Some Israeli peace activists say they are disappointed by Palestinian behavior. They are angry with the Palestinians for interrupting the peace negotiations after the failure of the Camp David summit and, instead, launching the Al-Aqsa Intifada. They accuse the Palestinian leadership of having broken the obligation - undertaken by both sides - to settle all differences by negotiations and not to resort to violence. However, those peace activists are taking an easy way out of a complex situation. The Palestinian uprising (Intifada) did not occur suddenly, like a thunderstorm in the midst of a sunny summer day. For months, international as well as Israeli and Palestinian media had been warning of the danger of an explosion among the Palestinian people of the West Bank and Gaza, if the peace talks were to fail.
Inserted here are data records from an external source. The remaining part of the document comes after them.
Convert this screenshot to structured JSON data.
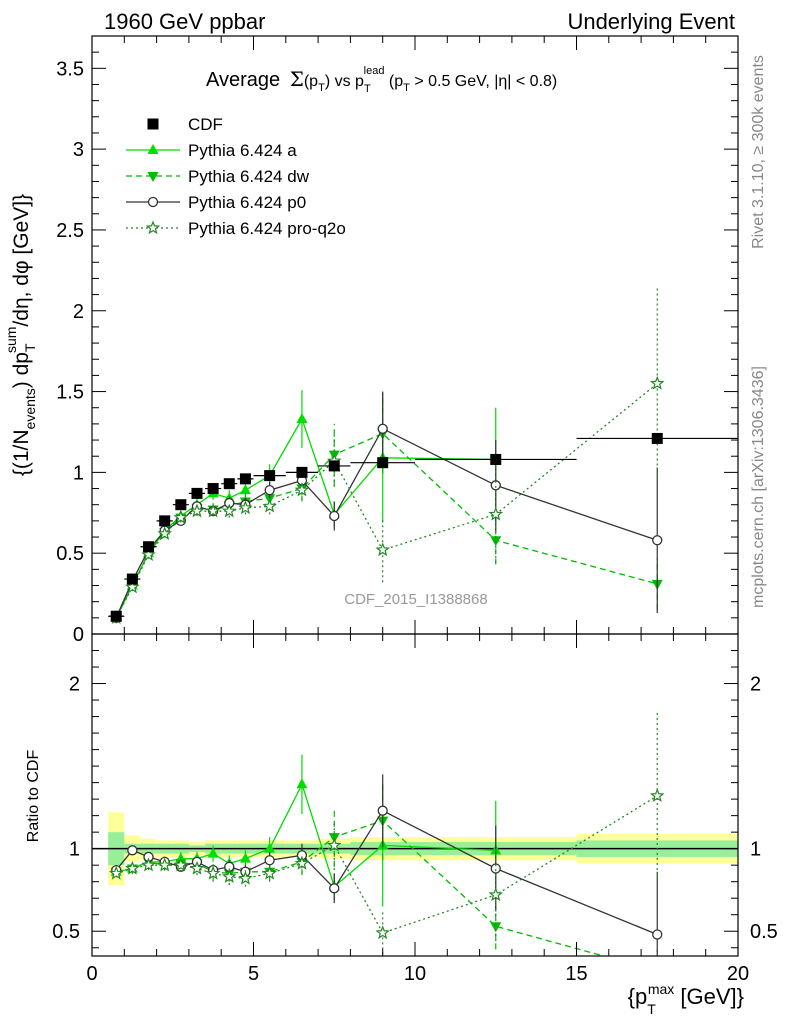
{
  "header": {
    "left": "1960 GeV ppbar",
    "right": "Underlying Event"
  },
  "side_labels": {
    "rivet": "Rivet 3.1.10, ≥ 300k events",
    "mcplots": "mcplots.cern.ch [arXiv:1306.3436]"
  },
  "chart_data": [
    {
      "type": "scatter",
      "panel": "main",
      "title": "Average Σ(p_T) vs p_T^lead (p_T > 0.5 GeV, |η| < 0.8)",
      "title_parts": {
        "a": "Average",
        "sigma": "Σ",
        "pT_open": "(p",
        "T": "T",
        "close": ")",
        "vs": " vs p",
        "lead": "lead",
        "tail1": " (p",
        "tail2": " > 0.5 GeV, |η| < 0.8)"
      },
      "ylabel": "{(1/N_events) dp_T^sum/dη, dφ [GeV]}",
      "ylabel_parts": {
        "p1": "{(1/N",
        "events": "events",
        "p2": ") dp",
        "sum": "sum",
        "T": "T",
        "p3": "/dη, dφ [GeV]}"
      },
      "watermark": "CDF_2015_I1388868",
      "xlim": [
        0,
        20
      ],
      "ylim": [
        0,
        3.7
      ],
      "x_ticks": [
        0,
        5,
        10,
        15,
        20
      ],
      "y_ticks": [
        0,
        0.5,
        1,
        1.5,
        2,
        2.5,
        3,
        3.5
      ],
      "y_tick_labels": [
        "0",
        "0.5",
        "1",
        "1.5",
        "2",
        "2.5",
        "3",
        "3.5"
      ],
      "legend_position": "top-left",
      "series": [
        {
          "name": "CDF",
          "color": "#000000",
          "marker": "square",
          "x": [
            0.75,
            1.25,
            1.75,
            2.25,
            2.75,
            3.25,
            3.75,
            4.25,
            4.75,
            5.5,
            6.5,
            7.5,
            9.0,
            12.5,
            17.5
          ],
          "y": [
            0.11,
            0.34,
            0.54,
            0.7,
            0.8,
            0.87,
            0.9,
            0.93,
            0.96,
            0.98,
            1.0,
            1.04,
            1.06,
            1.08,
            1.21
          ],
          "yerr": [
            0.01,
            0.01,
            0.01,
            0.01,
            0.01,
            0.01,
            0.01,
            0.01,
            0.01,
            0.01,
            0.01,
            0.01,
            0.01,
            0.02,
            0.02
          ],
          "xerr": [
            0.25,
            0.25,
            0.25,
            0.25,
            0.25,
            0.25,
            0.25,
            0.25,
            0.25,
            0.5,
            0.5,
            0.5,
            1.0,
            2.5,
            2.5
          ]
        },
        {
          "name": "Pythia 6.424 a",
          "color": "#00dd00",
          "marker": "triangle-up",
          "line": "solid",
          "x": [
            0.75,
            1.25,
            1.75,
            2.25,
            2.75,
            3.25,
            3.75,
            4.25,
            4.75,
            5.5,
            6.5,
            7.5,
            9.0,
            12.5
          ],
          "y": [
            0.1,
            0.3,
            0.5,
            0.64,
            0.73,
            0.8,
            0.87,
            0.84,
            0.89,
            0.98,
            1.33,
            0.74,
            1.09,
            1.08
          ],
          "yerr": [
            0.01,
            0.01,
            0.02,
            0.03,
            0.03,
            0.04,
            0.04,
            0.05,
            0.05,
            0.07,
            0.18,
            0.08,
            0.4,
            0.32
          ]
        },
        {
          "name": "Pythia 6.424 dw",
          "color": "#00bb00",
          "marker": "triangle-down",
          "line": "dashed",
          "x": [
            0.75,
            1.25,
            1.75,
            2.25,
            2.75,
            3.25,
            3.75,
            4.25,
            4.75,
            5.5,
            6.5,
            7.5,
            9.0,
            12.5,
            17.5
          ],
          "y": [
            0.1,
            0.3,
            0.5,
            0.63,
            0.72,
            0.78,
            0.77,
            0.79,
            0.82,
            0.84,
            0.9,
            1.11,
            1.24,
            0.58,
            0.31
          ],
          "yerr": [
            0.01,
            0.01,
            0.02,
            0.02,
            0.03,
            0.03,
            0.04,
            0.04,
            0.05,
            0.05,
            0.08,
            0.19,
            0.25,
            0.15,
            0.16
          ]
        },
        {
          "name": "Pythia 6.424 p0",
          "color": "#333333",
          "marker": "circle-open",
          "line": "solid",
          "x": [
            0.75,
            1.25,
            1.75,
            2.25,
            2.75,
            3.25,
            3.75,
            4.25,
            4.75,
            5.5,
            6.5,
            7.5,
            9.0,
            12.5,
            17.5
          ],
          "y": [
            0.1,
            0.33,
            0.52,
            0.64,
            0.7,
            0.79,
            0.76,
            0.81,
            0.8,
            0.89,
            0.95,
            0.73,
            1.27,
            0.92,
            0.58
          ],
          "yerr": [
            0.01,
            0.01,
            0.02,
            0.02,
            0.03,
            0.03,
            0.03,
            0.04,
            0.04,
            0.05,
            0.07,
            0.09,
            0.23,
            0.28,
            0.45
          ]
        },
        {
          "name": "Pythia 6.424 pro-q2o",
          "color": "#228822",
          "marker": "star-open",
          "line": "dotted",
          "x": [
            0.75,
            1.25,
            1.75,
            2.25,
            2.75,
            3.25,
            3.75,
            4.25,
            4.75,
            5.5,
            6.5,
            7.5,
            9.0,
            12.5,
            17.5
          ],
          "y": [
            0.1,
            0.29,
            0.49,
            0.62,
            0.72,
            0.76,
            0.76,
            0.76,
            0.78,
            0.79,
            0.89,
            1.07,
            0.52,
            0.74,
            1.55
          ],
          "yerr": [
            0.01,
            0.01,
            0.02,
            0.02,
            0.03,
            0.03,
            0.03,
            0.04,
            0.04,
            0.05,
            0.06,
            0.16,
            0.2,
            0.3,
            0.6
          ]
        }
      ]
    },
    {
      "type": "scatter",
      "panel": "ratio",
      "title": "",
      "ylabel": "Ratio to CDF",
      "xlabel": "{p_T^max [GeV]}",
      "xlabel_parts": {
        "a": "{p",
        "max": "max",
        "T": "T",
        "b": " [GeV]}"
      },
      "xlim": [
        0,
        20
      ],
      "ylim": [
        0.35,
        2.3
      ],
      "x_ticks": [
        0,
        5,
        10,
        15,
        20
      ],
      "x_tick_labels": [
        "0",
        "5",
        "10",
        "15",
        "20"
      ],
      "y_ticks": [
        0.5,
        1,
        2
      ],
      "y_tick_labels": [
        "0.5",
        "1",
        "2"
      ],
      "band": {
        "x_edges": [
          0.5,
          1.0,
          1.5,
          2.0,
          2.5,
          3.0,
          3.5,
          4.0,
          4.5,
          5.0,
          6.0,
          7.0,
          8.0,
          10.0,
          15.0,
          20.0
        ],
        "outer": [
          0.22,
          0.08,
          0.06,
          0.05,
          0.05,
          0.04,
          0.05,
          0.05,
          0.05,
          0.05,
          0.05,
          0.06,
          0.07,
          0.07,
          0.09
        ],
        "inner": [
          0.1,
          0.03,
          0.03,
          0.03,
          0.03,
          0.02,
          0.03,
          0.03,
          0.03,
          0.03,
          0.03,
          0.03,
          0.04,
          0.04,
          0.05
        ],
        "outer_color": "#ffff99",
        "inner_color": "#99ee99"
      },
      "series": [
        {
          "name": "Pythia 6.424 a",
          "x": [
            0.75,
            1.25,
            1.75,
            2.25,
            2.75,
            3.25,
            3.75,
            4.25,
            4.75,
            5.5,
            6.5,
            7.5,
            9.0,
            12.5
          ],
          "y": [
            0.86,
            0.88,
            0.92,
            0.92,
            0.94,
            0.94,
            0.97,
            0.91,
            0.94,
            1.0,
            1.39,
            0.77,
            1.02,
            0.99
          ],
          "yerr": [
            0.02,
            0.02,
            0.03,
            0.03,
            0.04,
            0.04,
            0.05,
            0.05,
            0.05,
            0.07,
            0.18,
            0.08,
            0.37,
            0.3
          ]
        },
        {
          "name": "Pythia 6.424 dw",
          "x": [
            0.75,
            1.25,
            1.75,
            2.25,
            2.75,
            3.25,
            3.75,
            4.25,
            4.75,
            5.5,
            6.5,
            7.5,
            9.0,
            12.5,
            17.5
          ],
          "y": [
            0.86,
            0.88,
            0.92,
            0.9,
            0.91,
            0.91,
            0.86,
            0.85,
            0.86,
            0.86,
            0.92,
            1.07,
            1.17,
            0.53,
            0.26
          ],
          "yerr": [
            0.02,
            0.02,
            0.03,
            0.03,
            0.04,
            0.04,
            0.05,
            0.05,
            0.05,
            0.05,
            0.08,
            0.18,
            0.24,
            0.14,
            0.13
          ]
        },
        {
          "name": "Pythia 6.424 p0",
          "x": [
            0.75,
            1.25,
            1.75,
            2.25,
            2.75,
            3.25,
            3.75,
            4.25,
            4.75,
            5.5,
            6.5,
            7.5,
            9.0,
            12.5,
            17.5
          ],
          "y": [
            0.87,
            0.99,
            0.95,
            0.92,
            0.89,
            0.92,
            0.87,
            0.89,
            0.86,
            0.93,
            0.96,
            0.76,
            1.23,
            0.88,
            0.48
          ],
          "yerr": [
            0.02,
            0.02,
            0.02,
            0.02,
            0.03,
            0.03,
            0.03,
            0.04,
            0.04,
            0.05,
            0.07,
            0.09,
            0.22,
            0.26,
            0.38
          ]
        },
        {
          "name": "Pythia 6.424 pro-q2o",
          "x": [
            0.75,
            1.25,
            1.75,
            2.25,
            2.75,
            3.25,
            3.75,
            4.25,
            4.75,
            5.5,
            6.5,
            7.5,
            9.0,
            12.5,
            17.5
          ],
          "y": [
            0.85,
            0.88,
            0.9,
            0.9,
            0.9,
            0.88,
            0.85,
            0.83,
            0.82,
            0.85,
            0.91,
            1.02,
            0.49,
            0.72,
            1.32
          ],
          "yerr": [
            0.02,
            0.02,
            0.03,
            0.03,
            0.04,
            0.04,
            0.05,
            0.05,
            0.05,
            0.05,
            0.06,
            0.15,
            0.13,
            0.28,
            0.51
          ]
        }
      ]
    }
  ]
}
One cannot be oblivious to the fact that Palestinians and Israelis live in a different reality. When Israeli negotiators travel to Washington, Paris or Sharm el-Sheikh, they leave behind a country living de facto at peace, with a thriving economy and a decent quality of life. The Palestinian leaders, on the other hand, leave behind a people suffering from severe unemployment; a people embittered by the constant harassment meted out to them daily at roadblocks by Israeli soldiers - Ami Ayalon, former chief of Israel's internal security services (the Shin Bet) has called the Palestinian laborers' daily journey to work an "ongoing nightmare." This is a people helpless to thwart the repeated confiscation of tracts of Palestinian land by Israel to make way for more and more bypass roads for the exclusive use of Jewish settlers; a people exasperated by the continued expansion of Jewish settlements.
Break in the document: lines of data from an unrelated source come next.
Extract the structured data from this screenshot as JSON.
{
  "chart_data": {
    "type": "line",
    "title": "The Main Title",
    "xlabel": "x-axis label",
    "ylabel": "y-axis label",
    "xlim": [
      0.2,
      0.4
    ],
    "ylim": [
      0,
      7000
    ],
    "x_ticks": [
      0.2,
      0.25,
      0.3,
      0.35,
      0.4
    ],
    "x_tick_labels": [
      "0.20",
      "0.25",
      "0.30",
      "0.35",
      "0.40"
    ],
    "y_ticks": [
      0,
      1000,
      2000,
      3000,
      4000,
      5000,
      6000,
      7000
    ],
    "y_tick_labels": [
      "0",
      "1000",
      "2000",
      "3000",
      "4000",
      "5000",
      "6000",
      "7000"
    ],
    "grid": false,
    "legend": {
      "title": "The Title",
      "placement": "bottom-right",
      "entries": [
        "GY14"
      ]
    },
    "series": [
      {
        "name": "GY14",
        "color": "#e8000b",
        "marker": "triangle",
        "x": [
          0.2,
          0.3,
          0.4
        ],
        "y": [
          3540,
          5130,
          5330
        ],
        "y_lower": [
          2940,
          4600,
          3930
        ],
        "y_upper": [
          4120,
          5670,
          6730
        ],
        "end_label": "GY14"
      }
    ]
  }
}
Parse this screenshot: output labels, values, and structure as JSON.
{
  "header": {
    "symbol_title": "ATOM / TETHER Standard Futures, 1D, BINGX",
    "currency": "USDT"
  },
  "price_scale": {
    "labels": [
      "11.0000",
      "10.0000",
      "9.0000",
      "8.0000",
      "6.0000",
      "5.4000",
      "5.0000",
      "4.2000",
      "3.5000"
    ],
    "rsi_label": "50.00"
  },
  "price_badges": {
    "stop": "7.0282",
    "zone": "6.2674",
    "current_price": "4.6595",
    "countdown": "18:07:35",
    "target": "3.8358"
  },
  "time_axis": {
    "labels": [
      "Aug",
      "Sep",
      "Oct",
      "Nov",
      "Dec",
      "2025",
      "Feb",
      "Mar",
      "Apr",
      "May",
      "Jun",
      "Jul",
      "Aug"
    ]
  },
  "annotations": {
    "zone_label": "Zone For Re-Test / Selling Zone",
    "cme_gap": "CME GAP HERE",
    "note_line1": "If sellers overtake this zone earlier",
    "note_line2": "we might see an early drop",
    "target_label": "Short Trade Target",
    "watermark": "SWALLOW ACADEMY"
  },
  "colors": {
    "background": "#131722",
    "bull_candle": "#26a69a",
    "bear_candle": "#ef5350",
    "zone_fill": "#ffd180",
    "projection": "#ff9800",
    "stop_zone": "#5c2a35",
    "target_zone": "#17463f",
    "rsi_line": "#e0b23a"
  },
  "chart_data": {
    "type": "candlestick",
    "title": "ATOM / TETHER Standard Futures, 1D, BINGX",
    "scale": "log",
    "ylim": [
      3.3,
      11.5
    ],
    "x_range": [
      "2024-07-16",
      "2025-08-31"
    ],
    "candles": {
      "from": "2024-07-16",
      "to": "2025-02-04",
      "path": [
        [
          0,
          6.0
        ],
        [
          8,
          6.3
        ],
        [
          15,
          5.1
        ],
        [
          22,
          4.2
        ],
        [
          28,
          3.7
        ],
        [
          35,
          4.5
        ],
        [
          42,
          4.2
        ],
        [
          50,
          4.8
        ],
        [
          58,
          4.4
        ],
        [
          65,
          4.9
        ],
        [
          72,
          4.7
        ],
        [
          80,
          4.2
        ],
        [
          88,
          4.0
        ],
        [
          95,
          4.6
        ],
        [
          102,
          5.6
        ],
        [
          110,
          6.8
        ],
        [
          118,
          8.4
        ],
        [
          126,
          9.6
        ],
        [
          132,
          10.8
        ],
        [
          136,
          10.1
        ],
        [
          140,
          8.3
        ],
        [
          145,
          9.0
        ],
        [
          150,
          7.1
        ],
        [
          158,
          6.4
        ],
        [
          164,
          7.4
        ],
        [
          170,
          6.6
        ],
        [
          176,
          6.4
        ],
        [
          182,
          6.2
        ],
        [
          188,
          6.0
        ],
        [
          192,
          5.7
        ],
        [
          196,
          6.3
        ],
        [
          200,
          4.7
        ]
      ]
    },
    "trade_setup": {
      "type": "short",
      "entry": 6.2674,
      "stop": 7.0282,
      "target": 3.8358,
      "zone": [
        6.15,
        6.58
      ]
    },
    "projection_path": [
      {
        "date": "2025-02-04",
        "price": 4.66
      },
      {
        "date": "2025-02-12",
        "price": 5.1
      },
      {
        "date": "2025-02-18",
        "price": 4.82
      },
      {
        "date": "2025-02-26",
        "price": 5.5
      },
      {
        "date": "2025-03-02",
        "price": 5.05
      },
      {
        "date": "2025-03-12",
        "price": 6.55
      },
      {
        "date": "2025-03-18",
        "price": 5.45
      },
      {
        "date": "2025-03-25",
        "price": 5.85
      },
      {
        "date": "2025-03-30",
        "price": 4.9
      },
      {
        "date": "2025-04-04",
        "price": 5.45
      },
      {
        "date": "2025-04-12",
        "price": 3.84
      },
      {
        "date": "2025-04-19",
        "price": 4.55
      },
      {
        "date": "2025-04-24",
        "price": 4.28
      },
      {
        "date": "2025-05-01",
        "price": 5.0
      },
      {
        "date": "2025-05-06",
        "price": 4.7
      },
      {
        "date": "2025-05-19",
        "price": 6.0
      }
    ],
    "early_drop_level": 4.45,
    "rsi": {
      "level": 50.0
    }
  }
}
In short, Israel can easily afford to negotiate indefinitely, using its superior force to create unilateral facts on the ground. While the Palestinian leadership, which exerts authority over a West Bank and a Gaza Strip carved up into separate Bantustans lacking territorial contiguity, fails to see any trace of progress on the ground. A humiliated, frustrated and angry people has lost hope of seeing the fruits of peace, and, at last, ridding itself of the Israeli occupation: after seven years of cumbersome negotiations, was it really possible for Yasser Arafat to prevent the outbreak of the Palestinian uprising, following the yet-another failed round of negotiations at Camp David? The answer to the question came following Ariel Sharon's "visit" to the Haram al-Sharif, and the next day's killing of seven Palestinians by Israeli police shooting at Palestinian youngsters who, allegedly, had started throwing stones at Jews praying in front of the Western (Wailing) Wall.
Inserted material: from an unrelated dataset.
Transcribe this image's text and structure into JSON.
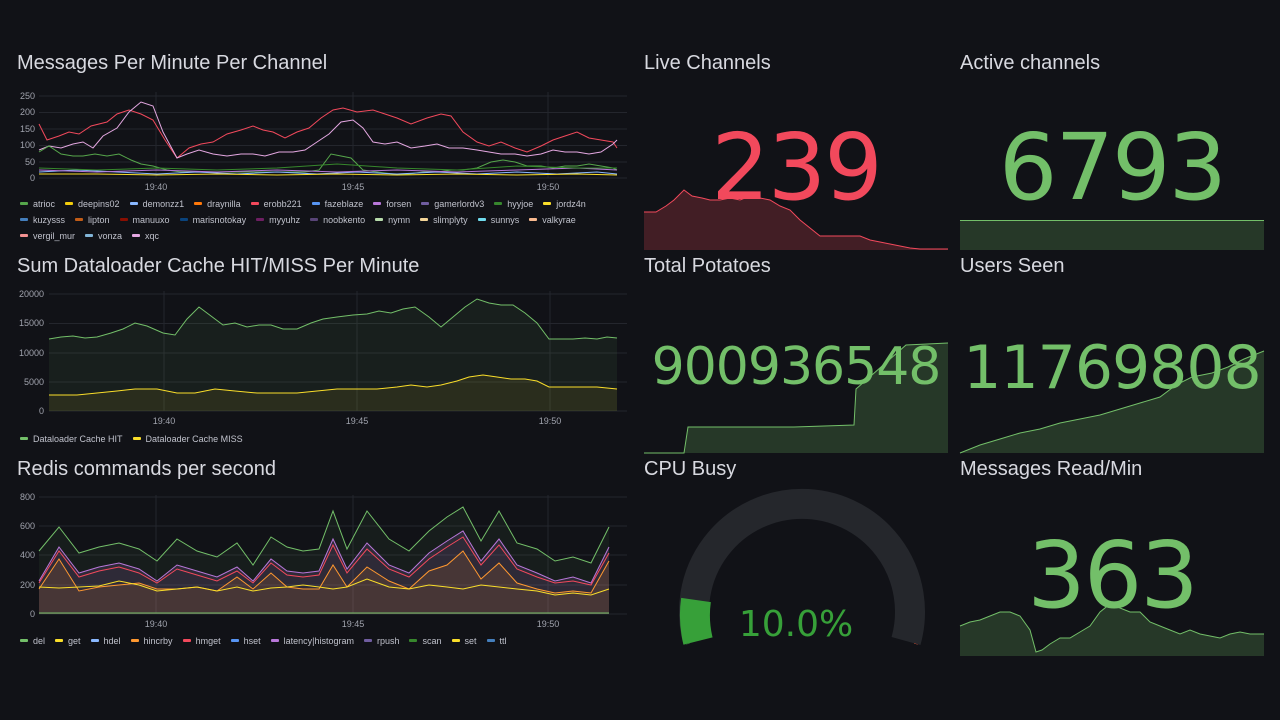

There can be no doubt that violence won't solve anything. In the end, the two parties have to sit down at the negotiation table. Sometimes, however, violence is unavoidable. Nonetheless, it is essential to remember that, even in the midst of the maiming and killing, one must be ready for renewed peace talks. In this respect, and in order to promote a favorable climate for those talks, people of good will, peace activists, on both sides, have a special duty: to keep alive the various forms of Israeli-Palestinian dialogue and cooperation. To give in to despair will only add oil to the flames that threaten to devour us all, merely strengthening the extremists in both camps, who are opposed to any and all compromise that may lead to a just and realistic peace. It is only this kind of peace, based on the emergence of a Palestinian State alongside the State of Israel, that can eventually lead to a historic reconciliation between the two peoples.

To Our Readers:
We were completing work on an issue of the Journal focusing on "Settlements or Peace," when the Al-Aqsa Intifada broke out at the end of September 2000. We decided, therefore, to publish this double issue (Vol. VII No. 3&4) with two focuses: settlements and the Intifada.